Sunday, June 2

Last year's garden- lessons learned


What worked great from last year:

We installed down a couple lengths of soaker hose (the drip kind), and just kept it hooked up for easy watering.

I spread hay over the garden soil, as mulch, and onto the grass so that the veggies weren't resting on the soil.

The watermelon, which was the most neglected plant, grew some gorgeous yellow fruit.



All heirloom tomatoes- they all worked out well, and produced well.  I was underwhelmed with the white ones, though, they just weren't as appealing.



A big 2lb yellow/gold tomato plant with deep pink insides was the showiest and most delicious- but I mixed up the tags and have never known- I suspect its a Hillbilly or a German Stripe.

The heavy duty square tomato cages, tied to each other and to the chain link fence-Big tomato plants get heavy, and ours were over 6 feet tall.

Tomatillos! just a couple plants was yielded enough for dozens of pints of roasted tomatillo salsa.


Salsa makins


tomatoes, ground cherries, Cajun belle and gypsy peppers

tomatillos, tomatoes, serranos, yellow carrots, eggplant


Didn't work great last year-
Bok Choi and lettuces all bolted right away.  But, I had them out in mid/late May in the heat, in full sun.

Radicchio rotted- I'm not sure what it was supposed to look like, but it ended up getting shaded/grown over too much by the tomatoes.

radicchio


1 zucchini plant got white mildew and rotted.

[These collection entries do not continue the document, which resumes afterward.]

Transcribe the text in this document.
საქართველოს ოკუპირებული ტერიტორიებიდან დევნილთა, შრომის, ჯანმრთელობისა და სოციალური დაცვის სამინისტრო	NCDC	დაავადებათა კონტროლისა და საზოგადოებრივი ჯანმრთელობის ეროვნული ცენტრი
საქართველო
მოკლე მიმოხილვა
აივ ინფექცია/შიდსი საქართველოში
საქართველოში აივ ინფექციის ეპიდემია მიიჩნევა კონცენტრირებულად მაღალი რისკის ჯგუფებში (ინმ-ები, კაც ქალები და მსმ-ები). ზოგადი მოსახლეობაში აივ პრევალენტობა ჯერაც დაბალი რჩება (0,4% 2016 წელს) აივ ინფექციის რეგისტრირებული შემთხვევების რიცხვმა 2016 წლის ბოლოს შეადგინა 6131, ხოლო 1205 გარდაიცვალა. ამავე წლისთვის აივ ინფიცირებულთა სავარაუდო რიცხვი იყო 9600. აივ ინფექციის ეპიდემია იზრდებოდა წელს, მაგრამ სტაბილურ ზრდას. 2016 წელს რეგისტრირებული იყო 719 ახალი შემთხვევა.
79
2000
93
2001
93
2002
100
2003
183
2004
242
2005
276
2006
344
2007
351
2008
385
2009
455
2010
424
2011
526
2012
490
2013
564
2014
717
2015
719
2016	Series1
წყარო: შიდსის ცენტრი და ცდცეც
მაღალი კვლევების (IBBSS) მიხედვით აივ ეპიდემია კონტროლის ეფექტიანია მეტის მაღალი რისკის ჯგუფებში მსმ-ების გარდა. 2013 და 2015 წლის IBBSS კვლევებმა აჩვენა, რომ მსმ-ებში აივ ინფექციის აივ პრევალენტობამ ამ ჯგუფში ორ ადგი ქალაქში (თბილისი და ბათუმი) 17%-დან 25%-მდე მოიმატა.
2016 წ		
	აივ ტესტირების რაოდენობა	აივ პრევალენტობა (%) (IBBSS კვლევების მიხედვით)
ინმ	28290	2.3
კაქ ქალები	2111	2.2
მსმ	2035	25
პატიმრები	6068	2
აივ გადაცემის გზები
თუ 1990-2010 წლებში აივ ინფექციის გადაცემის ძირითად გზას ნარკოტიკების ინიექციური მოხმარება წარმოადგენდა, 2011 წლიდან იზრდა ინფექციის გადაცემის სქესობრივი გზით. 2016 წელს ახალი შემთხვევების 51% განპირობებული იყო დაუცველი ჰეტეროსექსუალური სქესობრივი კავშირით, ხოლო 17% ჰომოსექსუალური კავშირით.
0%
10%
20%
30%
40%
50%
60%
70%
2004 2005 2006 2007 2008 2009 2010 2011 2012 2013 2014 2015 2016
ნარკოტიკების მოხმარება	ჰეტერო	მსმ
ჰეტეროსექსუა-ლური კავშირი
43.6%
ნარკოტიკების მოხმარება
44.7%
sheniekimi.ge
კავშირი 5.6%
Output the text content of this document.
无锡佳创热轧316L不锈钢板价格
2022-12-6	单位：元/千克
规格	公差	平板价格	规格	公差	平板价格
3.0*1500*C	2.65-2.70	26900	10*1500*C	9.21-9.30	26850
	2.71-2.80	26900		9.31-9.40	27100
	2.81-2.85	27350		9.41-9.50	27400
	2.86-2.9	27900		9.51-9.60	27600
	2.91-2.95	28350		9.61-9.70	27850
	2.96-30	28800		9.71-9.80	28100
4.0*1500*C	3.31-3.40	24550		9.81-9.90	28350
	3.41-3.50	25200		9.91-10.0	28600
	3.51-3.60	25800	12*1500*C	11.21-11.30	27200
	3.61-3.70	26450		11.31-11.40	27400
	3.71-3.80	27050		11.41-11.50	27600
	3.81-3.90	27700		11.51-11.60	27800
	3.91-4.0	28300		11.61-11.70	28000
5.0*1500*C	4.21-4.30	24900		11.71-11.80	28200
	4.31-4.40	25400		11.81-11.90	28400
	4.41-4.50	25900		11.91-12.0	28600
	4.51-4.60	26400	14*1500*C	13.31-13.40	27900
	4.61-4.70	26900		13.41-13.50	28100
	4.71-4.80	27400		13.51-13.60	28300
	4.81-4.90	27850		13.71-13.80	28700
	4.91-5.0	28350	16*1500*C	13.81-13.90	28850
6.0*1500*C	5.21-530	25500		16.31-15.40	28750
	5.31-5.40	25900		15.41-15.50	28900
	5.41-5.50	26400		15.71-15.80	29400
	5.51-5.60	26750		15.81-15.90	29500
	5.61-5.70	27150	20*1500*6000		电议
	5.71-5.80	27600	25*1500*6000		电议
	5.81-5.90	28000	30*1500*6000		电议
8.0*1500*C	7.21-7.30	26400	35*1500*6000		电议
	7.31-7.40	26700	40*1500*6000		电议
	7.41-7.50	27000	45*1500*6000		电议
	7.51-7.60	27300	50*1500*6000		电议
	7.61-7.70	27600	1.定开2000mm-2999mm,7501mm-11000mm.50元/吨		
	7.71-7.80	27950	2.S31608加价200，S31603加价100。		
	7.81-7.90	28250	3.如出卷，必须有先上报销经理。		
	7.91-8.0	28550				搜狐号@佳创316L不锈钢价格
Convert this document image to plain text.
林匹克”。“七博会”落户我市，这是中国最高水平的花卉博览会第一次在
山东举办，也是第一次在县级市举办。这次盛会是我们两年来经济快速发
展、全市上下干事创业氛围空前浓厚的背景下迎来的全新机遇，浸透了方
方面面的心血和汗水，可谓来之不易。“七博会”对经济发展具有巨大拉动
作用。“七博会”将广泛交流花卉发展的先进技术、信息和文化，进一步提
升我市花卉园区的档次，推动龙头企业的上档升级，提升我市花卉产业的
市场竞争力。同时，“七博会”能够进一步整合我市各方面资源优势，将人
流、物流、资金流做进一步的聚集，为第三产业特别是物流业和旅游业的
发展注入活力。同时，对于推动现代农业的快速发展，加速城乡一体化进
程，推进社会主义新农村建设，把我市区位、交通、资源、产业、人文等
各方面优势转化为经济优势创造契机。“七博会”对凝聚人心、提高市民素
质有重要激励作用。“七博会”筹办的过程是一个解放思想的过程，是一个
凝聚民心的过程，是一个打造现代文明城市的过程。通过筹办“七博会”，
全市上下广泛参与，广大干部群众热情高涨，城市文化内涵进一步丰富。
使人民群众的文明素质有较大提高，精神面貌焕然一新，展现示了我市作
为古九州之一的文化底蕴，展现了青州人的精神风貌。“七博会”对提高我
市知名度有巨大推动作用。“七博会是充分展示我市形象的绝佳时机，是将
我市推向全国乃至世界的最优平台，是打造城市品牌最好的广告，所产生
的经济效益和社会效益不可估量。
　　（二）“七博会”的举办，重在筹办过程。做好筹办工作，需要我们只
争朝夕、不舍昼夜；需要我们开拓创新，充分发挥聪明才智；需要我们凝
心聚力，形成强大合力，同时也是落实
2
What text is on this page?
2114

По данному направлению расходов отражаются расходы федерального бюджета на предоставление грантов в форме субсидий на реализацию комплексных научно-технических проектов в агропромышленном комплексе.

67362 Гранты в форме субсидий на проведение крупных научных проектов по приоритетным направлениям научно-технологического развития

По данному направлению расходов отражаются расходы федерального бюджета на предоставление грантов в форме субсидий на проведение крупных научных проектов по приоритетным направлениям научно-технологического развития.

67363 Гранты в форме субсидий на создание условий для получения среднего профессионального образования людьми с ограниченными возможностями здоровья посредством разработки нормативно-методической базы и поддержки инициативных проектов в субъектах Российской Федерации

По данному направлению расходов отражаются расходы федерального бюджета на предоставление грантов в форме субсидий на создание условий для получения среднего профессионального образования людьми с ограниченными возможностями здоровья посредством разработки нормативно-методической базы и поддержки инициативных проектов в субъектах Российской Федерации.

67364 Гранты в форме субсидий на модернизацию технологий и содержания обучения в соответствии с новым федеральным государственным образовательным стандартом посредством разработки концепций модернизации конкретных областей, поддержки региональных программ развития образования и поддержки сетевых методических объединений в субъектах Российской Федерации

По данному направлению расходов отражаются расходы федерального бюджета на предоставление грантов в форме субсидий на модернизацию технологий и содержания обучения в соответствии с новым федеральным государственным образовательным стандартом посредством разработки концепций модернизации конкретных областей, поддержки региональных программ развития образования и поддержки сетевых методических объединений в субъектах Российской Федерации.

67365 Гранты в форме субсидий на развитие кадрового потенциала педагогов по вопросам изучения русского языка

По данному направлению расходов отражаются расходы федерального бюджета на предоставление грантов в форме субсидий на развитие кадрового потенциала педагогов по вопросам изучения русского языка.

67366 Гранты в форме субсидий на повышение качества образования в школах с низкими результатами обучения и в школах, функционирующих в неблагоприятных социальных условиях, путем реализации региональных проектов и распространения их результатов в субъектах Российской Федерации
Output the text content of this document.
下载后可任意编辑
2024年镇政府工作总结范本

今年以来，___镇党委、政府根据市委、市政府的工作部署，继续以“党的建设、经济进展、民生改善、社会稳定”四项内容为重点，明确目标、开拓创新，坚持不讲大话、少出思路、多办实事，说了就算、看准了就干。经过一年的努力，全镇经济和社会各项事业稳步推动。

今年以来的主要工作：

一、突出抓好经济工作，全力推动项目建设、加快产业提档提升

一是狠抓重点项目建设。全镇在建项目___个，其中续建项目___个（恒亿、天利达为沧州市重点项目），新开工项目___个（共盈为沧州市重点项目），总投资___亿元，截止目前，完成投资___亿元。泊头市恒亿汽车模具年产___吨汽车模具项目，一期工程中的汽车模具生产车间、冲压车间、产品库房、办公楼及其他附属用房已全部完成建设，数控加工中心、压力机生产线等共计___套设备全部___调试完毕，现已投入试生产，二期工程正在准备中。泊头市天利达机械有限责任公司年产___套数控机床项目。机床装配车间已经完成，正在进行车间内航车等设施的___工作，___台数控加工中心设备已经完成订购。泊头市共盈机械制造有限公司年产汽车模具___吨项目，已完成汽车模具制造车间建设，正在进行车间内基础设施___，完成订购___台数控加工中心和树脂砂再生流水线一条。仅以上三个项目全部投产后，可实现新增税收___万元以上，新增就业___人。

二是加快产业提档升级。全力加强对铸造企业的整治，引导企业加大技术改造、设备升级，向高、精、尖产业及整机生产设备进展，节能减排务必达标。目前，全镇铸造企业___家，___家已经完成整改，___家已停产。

Which worked out for the best, because we were squashed out anyways.

rotten zucchini plant

vegan zucchini cranberry almond whole wheat loaves, dozens frozen


Potato Coffee Sack- we got some burlap coffee sacks from Dunn Brothers, and filled them with compost, hay, and mulch, and lined them with wire mesh to make planting cylinders.  Then, seed potatoes were planted.  This was intended to be the technique where a little bit of soil is added to the top each time a leaf grows up, It it didn't work that way, and didn't get watered enough, and eventually yielded a few dry shriveled up small potatoes.